Dr Matthew Willetts

Matthew Willetts

Position

Visiting researcher

Partner Institution

Bio

Matthew Willetts is a Visiting Researcher at The Alan Turing Institute.

Previously he was a Research Fellow at UCL Computer Science, working with Prof Brooks Paige on empirical and theoretical aspects of deep generative models.

He completed his DPhil at the Statistics Department at the University of Oxford, supervised by Prof Chris Holmes and Prof Stephen Roberts.

Prior to that he studied Physics at Cambridge (BA and MSci), specialising in astrophysics and relativity, graduating in 2014.

Research interests

His work is on combining deep learning with probabilistic modelling, with particular interest in unsupervised learning with deep generative models. These are models that combine probabilistic structures with deep learning. 

His research is on a broad range of questions within the deep generative modelling framework: Can we learn highly-structured models for particular tasks? Can we make them robust, to noisy or missing data? What about deliberate attempts to fool them into acting a certain way? With colleagues his research has been foundational in the study of the robustness of Variational Autoencoders to adversarial attack, analysing the problem both empirically and theoretically.
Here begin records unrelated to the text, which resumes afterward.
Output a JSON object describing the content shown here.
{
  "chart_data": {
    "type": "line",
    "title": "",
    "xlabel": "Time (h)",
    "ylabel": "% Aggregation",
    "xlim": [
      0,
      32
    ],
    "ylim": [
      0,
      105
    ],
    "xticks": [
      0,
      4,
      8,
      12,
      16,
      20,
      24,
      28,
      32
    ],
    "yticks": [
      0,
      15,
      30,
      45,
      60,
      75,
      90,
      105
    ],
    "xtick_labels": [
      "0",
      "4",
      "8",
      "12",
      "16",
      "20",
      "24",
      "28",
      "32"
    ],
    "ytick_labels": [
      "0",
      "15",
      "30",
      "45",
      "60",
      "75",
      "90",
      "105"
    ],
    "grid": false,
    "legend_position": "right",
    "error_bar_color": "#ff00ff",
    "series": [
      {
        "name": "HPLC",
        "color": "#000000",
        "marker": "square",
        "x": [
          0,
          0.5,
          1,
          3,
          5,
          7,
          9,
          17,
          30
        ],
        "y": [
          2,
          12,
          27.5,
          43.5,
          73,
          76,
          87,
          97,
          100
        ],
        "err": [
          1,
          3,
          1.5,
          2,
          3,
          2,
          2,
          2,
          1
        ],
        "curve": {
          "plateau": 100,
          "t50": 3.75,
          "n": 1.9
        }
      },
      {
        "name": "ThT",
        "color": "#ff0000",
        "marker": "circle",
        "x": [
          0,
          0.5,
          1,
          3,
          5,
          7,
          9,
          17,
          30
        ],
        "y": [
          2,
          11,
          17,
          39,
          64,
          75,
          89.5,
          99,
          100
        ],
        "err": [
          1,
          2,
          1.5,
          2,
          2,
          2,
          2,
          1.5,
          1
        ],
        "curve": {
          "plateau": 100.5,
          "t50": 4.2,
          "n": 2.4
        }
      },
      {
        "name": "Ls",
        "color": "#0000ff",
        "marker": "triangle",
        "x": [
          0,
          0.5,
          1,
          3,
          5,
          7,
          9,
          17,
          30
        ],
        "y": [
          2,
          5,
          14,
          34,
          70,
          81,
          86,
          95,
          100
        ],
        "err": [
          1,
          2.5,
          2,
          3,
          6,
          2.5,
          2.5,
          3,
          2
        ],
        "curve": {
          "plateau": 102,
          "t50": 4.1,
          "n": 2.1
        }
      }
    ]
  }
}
Most recently he has been working on non-linear independent components analysis, models for learning statistically-independent latent representations of high-dimensional data (eg images), as well as applying functional and harmonic analysis to deep learning models.

Previously he has worked with the UK biobank on their activity dataset of ~100,000 participants' accelerometry data, making models that can segment and classify participants' activity (sitting, walking, etc) given only a limited number of partially-labelled time series.